Drugs, orgies and strippers: Inside the scandalous world of Silicon Valley's supergeeks
Dozens of women laid bare the industry's casual sexism and shed light on the way women are mistreated and belittled in the technology industry
An unnamed woman spoke up about the "abuse of power" that takes place in the technology industry of Silicon Valley. In conversation with author Emily Chang, the woman, who worked in tech, recalled her experiences at a party she once attended, hosted by a prominent venture capitalist at his beachside home outside San Francisco.
The party was also attended by Tesla and SpaceX Elon Musk and Google co-founder Sergey Brin. Musk later said that the party was "boring and corporate, with zero sex or nudity anywhere," the Daily Mail revealed. However, the woman told Chang how she found herself with two couples on the living room floor, covered with white faux fur and pillows. Chang totably wrote a non-fiction book titled 'Brotopia: Breaking Up the Boys' Club of Silicon Valley'. Published in 2018, the book investigates the rampant gender inequality and sexism in the technology industry of Silicon Valley. Chang reportedly conducted more than 200 interviews across the technology industry.
The woman, who was at the party, said how she saw people stroking each other. She was offered powdered ecstasy in a bag, a drug that apparently melts inhibitions between strangers. "They said it will just make you feel relaxed and you’re going to like being touched," she recalled. She said that a tech entrepreneur asked to kiss her, and his wife encouraged him. The man pursued her around the party as she fled.
Another guest at the party, Paul Biggar, claimed that the sex party had been "ay worse than it sounds". "We were warned before going not to be freaked out about the stuff there, no photos were allowed(!), and definitely don’t tell anyone what we saw," he added.
In an interview with technology magazine Wired, Elon Musk later said that nothing untoward had happened. "Emily Chang's article was salacious nonsense. She conflated what happens in SF sex clubs in the Tenderloin, which have been around long before Silicon Valley was anything, with boring VC parties on the Peninsula. That is misleading to the public and she should be ashamed. If there are 'sex parties' in Silicon Valley, I haven't seen or heard of one. If you want wild parties, you're in the wrong place. Obviously. That DFJ party was boring and corporate, with zero sex or nudity anywhere. Nerds on a couch are not a 'cuddle puddle.' I was hounded all night by DFJ-funded entrepreneurs, so went to sleep around 1am. Nothing remotely worth writing about happened. The most fun thing was Steve lighting a model rocket around midnight," he said.
"They think they are above the law because they think they are changing the world," Emily Chang said of tech billionaires. In her book, she described parties were men are allowed to bring as many women as they want, provided they are not accompanied by any other male. Drugs are brought as soon as dinner is over. The pills often have the logo of big tech companies. People break away into couples, threesomes, or larger groups -- some of them retreating to their rooms, others not bothering to. "Night turns to day, the group reconvenes for breakfast, after which some may have intercourse again," Chang said. "Eat, drugs, sex, repeat."
Amy Andersen, who runs a company that finds female partners for rich Silicon Valley executives, told The Times, "They’ll have a 6pm date, then a 9pm, and then a nightcap date; three in one evening." She said sometimes they would even date three women at the same time. "Many of the A-listers in Silicon Valley have something unique in common: a lonely adolescence devoid of contact with the opposite sex," Chang wrote.

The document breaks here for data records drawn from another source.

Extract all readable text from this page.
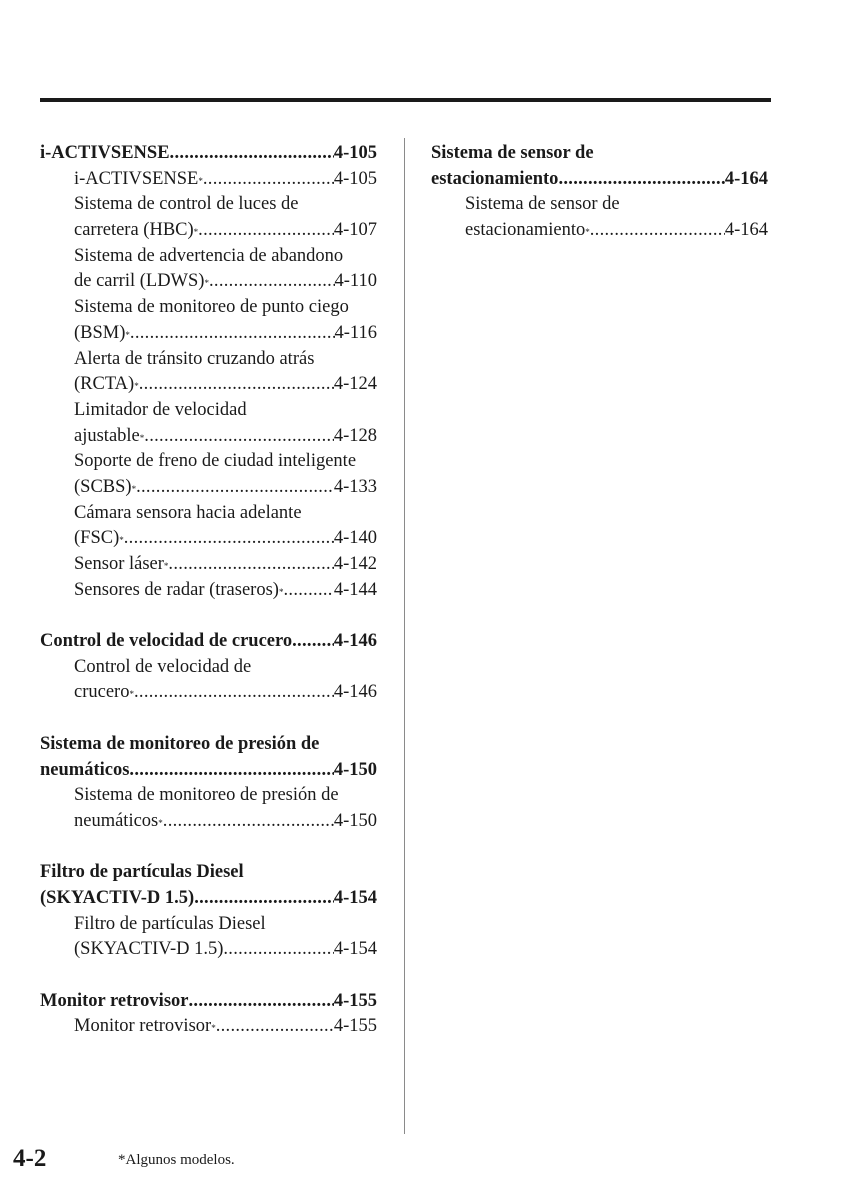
i-ACTIVSENSE .....	4-105
i-ACTIVSENSE * .....	4-105
Sistema de control de luces de
carretera (HBC) * .....	4-107
Sistema de advertencia de abandono
de carril (LDWS) * .....	4-110
Sistema de monitoreo de punto ciego
(BSM) * .....	4-116
Alerta de tránsito cruzando atrás
(RCTA) * .....	4-124
Limitador de velocidad
ajustable * .....	4-128
Soporte de freno de ciudad inteligente
(SCBS) * .....	4-133
Cámara sensora hacia adelante
(FSC) * .....	4-140
Sensor láser * .....	4-142
Sensores de radar (traseros) * .....	4-144
Control de velocidad de crucero ..... 4-146
Control de velocidad de
crucero * .....	4-146
Sistema de monitoreo de presión de
neumáticos .....	4-150
Sistema de monitoreo de presión de
neumáticos * .....	4-150
Filtro de partículas Diesel
(SKYACTIV-D 1.5) .....	4-154
Filtro de partículas Diesel
(SKYACTIV-D 1.5) .....	4-154
Monitor retrovisor .....	4-155
Monitor retrovisor * .....	4-155
Sistema de sensor de
estacionamiento .....	4-164
Sistema de sensor de
estacionamiento * .....	4-164
4-2	*Algunos modelos.
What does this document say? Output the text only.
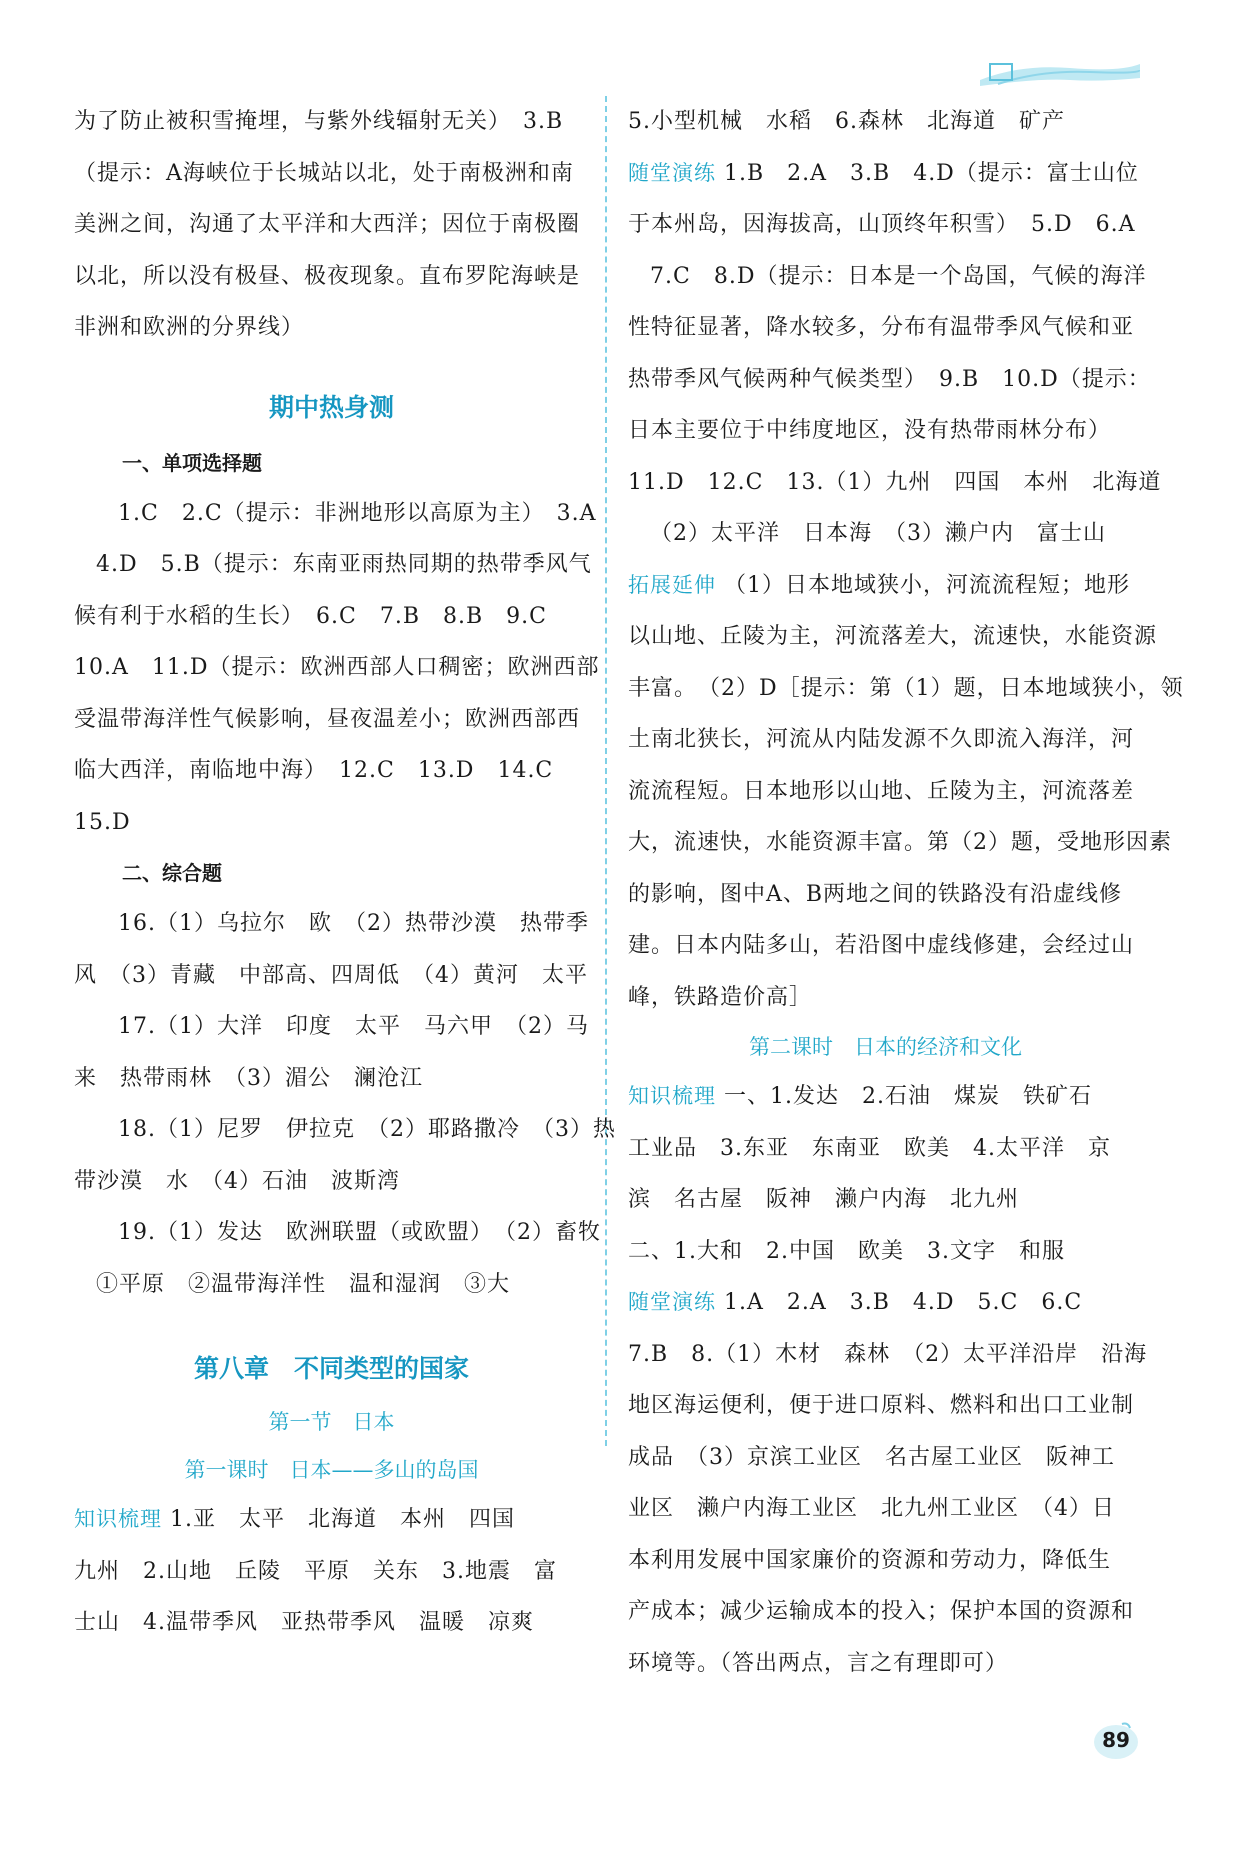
为了防止被积雪掩埋，与紫外线辐射无关）　3.B
（提示：A海峡位于长城站以北，处于南极洲和南
美洲之间，沟通了太平洋和大西洋；因位于南极圈
以北，所以没有极昼、极夜现象。直布罗陀海峡是
非洲和欧洲的分界线）
期中热身测
一、单项选择题
1.C　2.C（提示：非洲地形以高原为主）　3.A
4.D　5.B（提示：东南亚雨热同期的热带季风气
候有利于水稻的生长）　6.C　7.B　8.B　9.C
10.A　11.D（提示：欧洲西部人口稠密；欧洲西部
受温带海洋性气候影响，昼夜温差小；欧洲西部西
临大西洋，南临地中海）　12.C　13.D　14.C
15.D
二、综合题
16.（1）乌拉尔　欧　（2）热带沙漠　热带季
风　（3）青藏　中部高、四周低　（4）黄河　太平
17.（1）大洋　印度　太平　马六甲　（2）马
来　热带雨林　（3）湄公　澜沧江
18.（1）尼罗　伊拉克　（2）耶路撒冷　（3）热
带沙漠　水　（4）石油　波斯湾
19.（1）发达　欧洲联盟（或欧盟）　（2）畜牧
①平原　②温带海洋性　温和湿润　③大
第八章　不同类型的国家
第一节　日本
第一课时　日本——多山的岛国
知识梳理 1.亚　太平　北海道　本州　四国
九州　2.山地　丘陵　平原　关东　3.地震　富
士山　4.温带季风　亚热带季风　温暖　凉爽
5.小型机械　水稻　6.森林　北海道　矿产
随堂演练 1.B　2.A　3.B　4.D（提示：富士山位
于本州岛，因海拔高，山顶终年积雪）　5.D　6.A
7.C　8.D（提示：日本是一个岛国，气候的海洋
性特征显著，降水较多，分布有温带季风气候和亚
热带季风气候两种气候类型）　9.B　10.D（提示：
日本主要位于中纬度地区，没有热带雨林分布）
11.D　12.C　13.（1）九州　四国　本州　北海道
（2）太平洋　日本海　（3）濑户内　富士山
拓展延伸 （1）日本地域狭小，河流流程短；地形
以山地、丘陵为主，河流落差大，流速快，水能资源
丰富。　（2）D［提示：第（1）题，日本地域狭小，领
土南北狭长，河流从内陆发源不久即流入海洋，河
流流程短。日本地形以山地、丘陵为主，河流落差
大，流速快，水能资源丰富。第（2）题，受地形因素
的影响，图中A、B两地之间的铁路没有沿虚线修
建。日本内陆多山，若沿图中虚线修建，会经过山
峰，铁路造价高］
第二课时　日本的经济和文化
知识梳理 一、1.发达　2.石油　煤炭　铁矿石
工业品　3.东亚　东南亚　欧美　4.太平洋　京
滨　名古屋　阪神　濑户内海　北九州
二、1.大和　2.中国　欧美　3.文字　和服
随堂演练 1.A　2.A　3.B　4.D　5.C　6.C
7.B　8.（1）木材　森林　（2）太平洋沿岸　沿海
地区海运便利，便于进口原料、燃料和出口工业制
成品　（3）京滨工业区　名古屋工业区　阪神工
业区　濑户内海工业区　北九州工业区　（4）日
本利用发展中国家廉价的资源和劳动力，降低生
产成本；减少运输成本的投入；保护本国的资源和
环境等。（答出两点，言之有理即可）
89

According to an named Silicon Valley executive, his peers, all of them extremely rich and known for that, "couldn’t get a girl in high school." They believe they can behave just as they want to with women. Insiders said some some of these rich tech barons often draw their phones out to flaunt the "trophy gallery" of their sexual conquests. "They talk about diversity on one side of their mouth, but on the other side they say all of this s***," an unnamed industry investor said.
A 2020 memoir by former Silicon Valley worker Anna Wiener had mentioned how a colleagur had a smartwatch app that was n animated GIF of a woman’s breasts "bouncing in perpetuity". Another colleague apparently kept a list of "the most bangable women in the office." The dozens of women interviewed by Chang laid bare the industry's casual sexism and shed light on the way women are mistreated and belittled.